Ces conditions… • … visent toutes à extraire l’individu de son environnement social et l’affranchir de toute contrainte sociale. • Comment en déduire alors une décision collective ? • Réponse de Arrow :
C’est impossible ! • Pour Arrow, il n’existe pas de procédure sociale (collective) qui respecte ces 5 conditions et permette la formulation d’un choix collectif rationnel. • Autrement dit : les décisions collectives ne peuvent se déduire mécaniquement des choix individuels (sinon l’une ou l’autre de ces 5 conditions ne sont pas respectées). • Or, pourtant, un consensus doit s’opérer. Comment le réaliser ?
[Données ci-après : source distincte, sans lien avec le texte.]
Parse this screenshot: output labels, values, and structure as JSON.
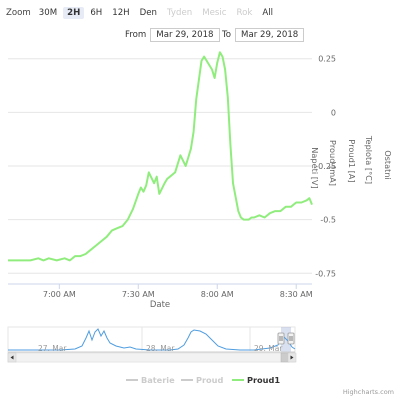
{
  "range_selector": {
    "zoom_label": "Zoom",
    "buttons": [
      {
        "label": "30M",
        "state": "normal"
      },
      {
        "label": "2H",
        "state": "active"
      },
      {
        "label": "6H",
        "state": "normal"
      },
      {
        "label": "12H",
        "state": "normal"
      },
      {
        "label": "Den",
        "state": "normal"
      },
      {
        "label": "Tyden",
        "state": "disabled"
      },
      {
        "label": "Mesic",
        "state": "disabled"
      },
      {
        "label": "Rok",
        "state": "disabled"
      },
      {
        "label": "All",
        "state": "normal"
      }
    ],
    "from_label": "From",
    "from_value": "Mar 29, 2018",
    "to_label": "To",
    "to_value": "Mar 29, 2018"
  },
  "chart_data": {
    "type": "line",
    "xlabel": "Date",
    "x_ticks": [
      "7:00 AM",
      "7:30 AM",
      "8:00 AM",
      "8:30 AM"
    ],
    "x_tick_minutes": [
      420,
      450,
      480,
      510
    ],
    "x_range_minutes": [
      400.5,
      516
    ],
    "y_ticks": [
      "0.25",
      "0",
      "-0.25",
      "-0.5",
      "-0.75"
    ],
    "y_tick_values": [
      0.25,
      0,
      -0.25,
      -0.5,
      -0.75
    ],
    "ylim": [
      -0.8,
      0.3
    ],
    "axis_titles": [
      "Napeti [V]",
      "Proud [mA]",
      "Proud1 [A]",
      "Teplota [°C]",
      "Ostatni"
    ],
    "series": [
      {
        "name": "Proud1",
        "color": "#90ed7d",
        "x": [
          400.5,
          405,
          409,
          412,
          414,
          416,
          419,
          422,
          424,
          426,
          428,
          430,
          432,
          434,
          436,
          438,
          440,
          442,
          444,
          446,
          448,
          450,
          451,
          452,
          453,
          454,
          456,
          457,
          458,
          460,
          461,
          462,
          464,
          466,
          468,
          470,
          471,
          472,
          474,
          475,
          476,
          478,
          479,
          480,
          481,
          482,
          483,
          484,
          485,
          486,
          488,
          489,
          490,
          492,
          493,
          494,
          496,
          498,
          500,
          502,
          504,
          506,
          508,
          510,
          512,
          514,
          515,
          516
        ],
        "y": [
          -0.69,
          -0.69,
          -0.69,
          -0.68,
          -0.69,
          -0.68,
          -0.69,
          -0.68,
          -0.69,
          -0.67,
          -0.67,
          -0.66,
          -0.64,
          -0.62,
          -0.6,
          -0.58,
          -0.55,
          -0.54,
          -0.53,
          -0.5,
          -0.45,
          -0.38,
          -0.35,
          -0.37,
          -0.34,
          -0.28,
          -0.33,
          -0.3,
          -0.38,
          -0.33,
          -0.31,
          -0.3,
          -0.28,
          -0.2,
          -0.25,
          -0.17,
          -0.09,
          0.06,
          0.24,
          0.26,
          0.24,
          0.2,
          0.16,
          0.23,
          0.28,
          0.26,
          0.2,
          0.07,
          -0.15,
          -0.33,
          -0.46,
          -0.49,
          -0.5,
          -0.5,
          -0.49,
          -0.49,
          -0.48,
          -0.49,
          -0.47,
          -0.46,
          -0.46,
          -0.44,
          -0.44,
          -0.42,
          -0.42,
          -0.41,
          -0.4,
          -0.43
        ]
      }
    ],
    "navigator": {
      "labels": [
        "27. Mar",
        "28. Mar",
        "29. Mar"
      ],
      "line_color": "#4f9de0"
    },
    "legend": {
      "placement": "bottom",
      "items": [
        {
          "name": "Baterie",
          "visible": false
        },
        {
          "name": "Proud",
          "visible": false
        },
        {
          "name": "Proud1",
          "visible": true
        }
      ]
    },
    "grid": true
  },
  "credits": "Highcharts.com"
}
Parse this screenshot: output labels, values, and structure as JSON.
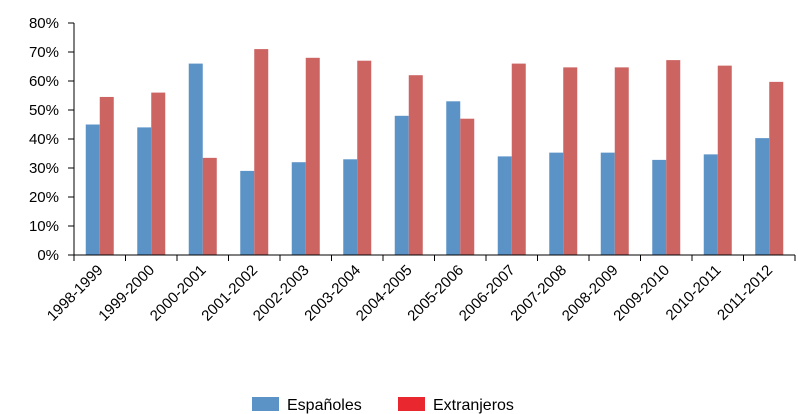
{
  "chart_data": {
    "type": "bar",
    "categories": [
      "1998-1999",
      "1999-2000",
      "2000-2001",
      "2001-2002",
      "2002-2003",
      "2003-2004",
      "2004-2005",
      "2005-2006",
      "2006-2007",
      "2007-2008",
      "2008-2009",
      "2009-2010",
      "2010-2011",
      "2011-2012"
    ],
    "series": [
      {
        "name": "Españoles",
        "color": "#5b93c7",
        "legend_color": "#5b93c7",
        "values": [
          45,
          44,
          66,
          29,
          32,
          33,
          48,
          53,
          34,
          35.3,
          35.3,
          32.8,
          34.7,
          40.3
        ]
      },
      {
        "name": "Extranjeros",
        "color": "#cc6462",
        "legend_color": "#e8282e",
        "values": [
          54.5,
          56,
          33.5,
          71,
          68,
          67,
          62,
          47,
          66,
          64.7,
          64.7,
          67.2,
          65.3,
          59.7
        ]
      }
    ],
    "ylim": [
      0,
      80
    ],
    "yticks": [
      "0%",
      "10%",
      "20%",
      "30%",
      "40%",
      "50%",
      "60%",
      "70%",
      "80%"
    ],
    "title": "",
    "xlabel": "",
    "ylabel": "",
    "grid": false,
    "legend_position": "bottom"
  }
}
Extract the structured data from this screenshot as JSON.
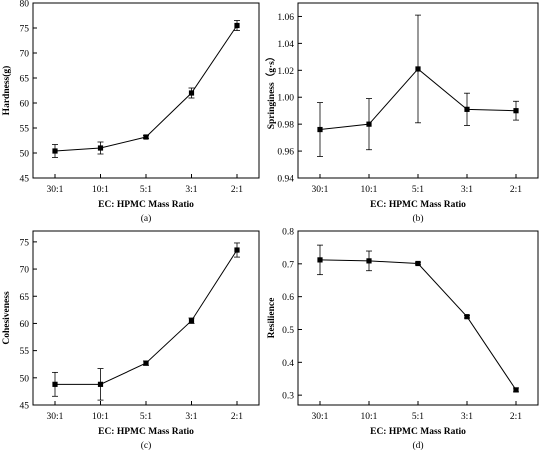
{
  "chart_data": [
    {
      "type": "line",
      "panel_label": "(a)",
      "xlabel": "EC: HPMC Mass Ratio",
      "ylabel": "Hardness(g)",
      "categories": [
        "30:1",
        "10:1",
        "5:1",
        "3:1",
        "2:1"
      ],
      "ylim": [
        45,
        80
      ],
      "yticks": [
        "45",
        "50",
        "55",
        "60",
        "65",
        "70",
        "75",
        "80"
      ],
      "series": [
        {
          "values": [
            50.4,
            51.0,
            53.2,
            62.0,
            75.5
          ],
          "errors": [
            1.3,
            1.2,
            0.3,
            1.0,
            1.0
          ]
        }
      ],
      "grid": false,
      "color": "#000000"
    },
    {
      "type": "line",
      "panel_label": "(b)",
      "xlabel": "EC: HPMC Mass Ratio",
      "ylabel": "Springiness（g·s）",
      "categories": [
        "30:1",
        "10:1",
        "5:1",
        "3:1",
        "2:1"
      ],
      "ylim": [
        0.94,
        1.07
      ],
      "yticks": [
        "0.94",
        "0.96",
        "0.98",
        "1.00",
        "1.02",
        "1.04",
        "1.06"
      ],
      "series": [
        {
          "values": [
            0.976,
            0.98,
            1.021,
            0.991,
            0.99
          ],
          "errors": [
            0.02,
            0.019,
            0.04,
            0.012,
            0.007
          ]
        }
      ],
      "grid": false,
      "color": "#000000"
    },
    {
      "type": "line",
      "panel_label": "(c)",
      "xlabel": "EC: HPMC Mass Ratio",
      "ylabel": "Cohesiveness",
      "categories": [
        "30:1",
        "10:1",
        "5:1",
        "3:1",
        "2:1"
      ],
      "ylim": [
        45,
        77
      ],
      "yticks": [
        "45",
        "50",
        "55",
        "60",
        "65",
        "70",
        "75"
      ],
      "series": [
        {
          "values": [
            48.8,
            48.8,
            52.7,
            60.5,
            73.5
          ],
          "errors": [
            2.2,
            2.9,
            0.4,
            0.5,
            1.3
          ]
        }
      ],
      "grid": false,
      "color": "#000000"
    },
    {
      "type": "line",
      "panel_label": "(d)",
      "xlabel": "EC: HPMC Mass Ratio",
      "ylabel": "Resilience",
      "categories": [
        "30:1",
        "10:1",
        "5:1",
        "3:1",
        "2:1"
      ],
      "ylim": [
        0.27,
        0.8
      ],
      "yticks": [
        "0.3",
        "0.4",
        "0.5",
        "0.6",
        "0.7",
        "0.8"
      ],
      "series": [
        {
          "values": [
            0.712,
            0.709,
            0.701,
            0.539,
            0.316
          ],
          "errors": [
            0.045,
            0.03,
            0.004,
            0.004,
            0.006
          ]
        }
      ],
      "grid": false,
      "color": "#000000"
    }
  ]
}
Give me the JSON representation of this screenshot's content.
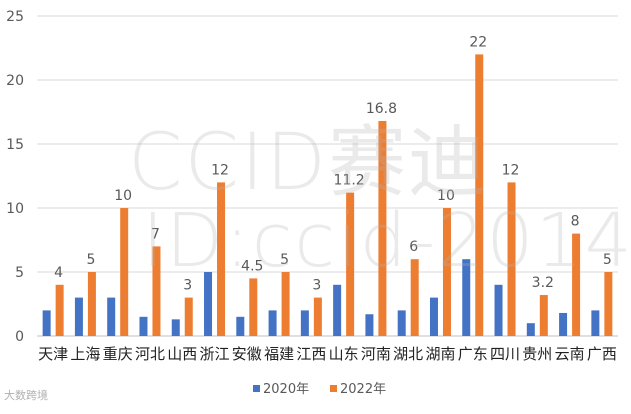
{
  "watermark": {
    "line1": "CCID赛迪",
    "line2": "ID:ccid-2014",
    "corner_text": "大数跨境"
  },
  "colors": {
    "series_2020": "#4472c4",
    "series_2022": "#ed7d31",
    "grid": "#d9d9d9",
    "axis_text": "#595959"
  },
  "chart_data": {
    "type": "bar",
    "categories": [
      "天津",
      "上海",
      "重庆",
      "河北",
      "山西",
      "浙江",
      "安徽",
      "福建",
      "江西",
      "山东",
      "河南",
      "湖北",
      "湖南",
      "广东",
      "四川",
      "贵州",
      "云南",
      "广西"
    ],
    "series": [
      {
        "name": "2020年",
        "values": [
          2,
          3,
          3,
          1.5,
          1.3,
          5,
          1.5,
          2,
          2,
          4,
          1.7,
          2,
          3,
          6,
          4,
          1,
          1.8,
          2
        ]
      },
      {
        "name": "2022年",
        "values": [
          4,
          5,
          10,
          7,
          3,
          12,
          4.5,
          5,
          3,
          11.2,
          16.8,
          6,
          10,
          22,
          12,
          3.2,
          8,
          5
        ]
      }
    ],
    "data_labels_series": "2022年",
    "ylim": [
      0,
      25
    ],
    "yticks": [
      0,
      5,
      10,
      15,
      20,
      25
    ],
    "legend_position": "bottom",
    "grid": true
  }
}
Réponse de Kenneth Arrow… • il existe toujours une dimension éthique, ou morale, du jugement individuel. Le conflit apparent entre les prétentions individuelles se dissout dès lors qu’il existe un consensus sur les préférences fondamentales... • D’où provient ce consensus ? L’unanimité provient des règles communes que les individus se sont données et qu’ils se sont engagés à respecter. Il y a consensus sur les fins à poursuivre, sur la vie en société…
« Une part de chaque système… • … de valeur individuel doit être constitué par des normes socio-éthiques, dont l’expression ne peut pas être atteinte par le biais d’un comportement marchand individualiste. Ces normes doivent être suffisamment similaires pour tous les membres de la société » (Arrow).